Le Duende a deux étoiles (Photo Anthony Maurin)
Le Duende a deux étoiles (Photo Anthony Maurin)

Rappelons qu’à ses débuts, Pierre Gagnaire n’aimait pas son métier, mais, petit à petit, il a su l’enchanter, charmer son quotidien. « Je me suis fait mon petit monde proche de l’art et du commerce pour créer des moments singuliers comme cette journée en hommage à la truffe. » Expérimenter la cuisine de Pierre Gagnaire c’est tout d’abord faire l’expérience du Duende.
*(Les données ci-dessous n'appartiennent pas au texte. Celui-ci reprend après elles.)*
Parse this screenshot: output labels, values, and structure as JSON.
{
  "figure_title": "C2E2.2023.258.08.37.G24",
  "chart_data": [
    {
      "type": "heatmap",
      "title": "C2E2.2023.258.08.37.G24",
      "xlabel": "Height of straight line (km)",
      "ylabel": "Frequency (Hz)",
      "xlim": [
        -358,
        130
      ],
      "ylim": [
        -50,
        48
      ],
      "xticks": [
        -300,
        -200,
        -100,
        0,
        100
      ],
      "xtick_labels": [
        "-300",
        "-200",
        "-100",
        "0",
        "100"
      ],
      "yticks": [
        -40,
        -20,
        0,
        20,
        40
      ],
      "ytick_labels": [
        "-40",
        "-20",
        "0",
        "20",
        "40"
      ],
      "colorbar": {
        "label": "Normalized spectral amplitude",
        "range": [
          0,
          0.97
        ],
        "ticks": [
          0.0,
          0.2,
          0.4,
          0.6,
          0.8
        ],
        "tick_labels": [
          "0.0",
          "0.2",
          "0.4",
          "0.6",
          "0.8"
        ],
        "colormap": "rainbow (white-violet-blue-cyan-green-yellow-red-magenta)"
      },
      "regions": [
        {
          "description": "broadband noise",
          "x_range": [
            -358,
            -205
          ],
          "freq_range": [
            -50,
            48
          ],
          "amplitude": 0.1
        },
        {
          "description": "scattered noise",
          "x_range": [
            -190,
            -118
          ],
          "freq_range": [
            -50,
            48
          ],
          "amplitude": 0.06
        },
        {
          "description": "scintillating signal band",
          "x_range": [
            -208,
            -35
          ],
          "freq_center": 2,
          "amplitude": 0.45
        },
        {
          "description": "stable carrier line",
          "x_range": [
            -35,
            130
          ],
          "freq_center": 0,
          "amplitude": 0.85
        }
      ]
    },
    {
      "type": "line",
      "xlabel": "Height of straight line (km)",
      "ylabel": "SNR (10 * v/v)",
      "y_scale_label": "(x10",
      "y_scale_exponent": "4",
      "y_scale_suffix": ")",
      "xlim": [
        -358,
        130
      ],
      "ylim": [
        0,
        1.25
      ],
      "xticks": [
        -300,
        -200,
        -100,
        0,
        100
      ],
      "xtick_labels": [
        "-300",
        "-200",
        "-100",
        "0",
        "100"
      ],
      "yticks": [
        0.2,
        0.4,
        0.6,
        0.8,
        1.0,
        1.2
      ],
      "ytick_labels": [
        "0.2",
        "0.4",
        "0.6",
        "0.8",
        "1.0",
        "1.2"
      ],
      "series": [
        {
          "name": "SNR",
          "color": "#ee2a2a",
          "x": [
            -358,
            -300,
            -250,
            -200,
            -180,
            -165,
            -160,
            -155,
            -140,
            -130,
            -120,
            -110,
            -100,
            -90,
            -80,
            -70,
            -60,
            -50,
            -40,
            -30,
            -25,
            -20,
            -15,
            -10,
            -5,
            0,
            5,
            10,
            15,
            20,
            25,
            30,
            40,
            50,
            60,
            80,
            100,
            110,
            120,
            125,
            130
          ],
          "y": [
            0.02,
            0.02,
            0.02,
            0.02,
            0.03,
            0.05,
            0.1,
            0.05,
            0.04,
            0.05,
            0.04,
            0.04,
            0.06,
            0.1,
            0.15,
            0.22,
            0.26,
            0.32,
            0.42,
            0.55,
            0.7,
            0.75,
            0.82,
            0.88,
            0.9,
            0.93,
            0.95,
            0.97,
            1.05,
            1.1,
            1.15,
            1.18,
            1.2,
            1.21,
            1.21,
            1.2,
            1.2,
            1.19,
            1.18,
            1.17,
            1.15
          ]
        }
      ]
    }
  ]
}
Cette adresse confidentielle vous plonge dans un décor feutré qui sublime l’univers gustatif du chef. Son ambiance élégante aux couleurs chaudes vous emporte dans une atmosphère propice aux échanges et à la découverte gastronomique. Isolé et doté de son jardin privé, Duende est une bulle d’intimité pour un repas inoubliable.

Pierre Gagnaire (Photo Anthony Maurin)
Pierre Gagnaire (Photo Anthony Maurin)

Dans ses yeux, Pierre Gagnaire fait encore briller la flamme de la passion du métier. C’est beau l’amour du terroir. Pierre Gagnaire aime connaître, découvrir, ressentir. Les produits lui font venir des recettes et les recettes des moments à part. Mais les produits ne seraient pas grand-chose sans les Hommes qui les cultivent, récoltent, ou en tout cas celles et ceux qui les font débarquer en cuisine pour de nouvelles émotions.

« Un exemple ? Grâce à Nicolas Fontaine, je connais Mathieu Chapel pour un poisson extraordinaire, la Méditerranée est encore vivante. Mais je veux rendre hommage au maillon indispensable de notre métier, les producteurs. Tout ce qui fait un panier ! Et ces gens sont des passionnés, nous avons de la chance de les avoir et de les connaître », conclut le chef Pierre Gagnaire.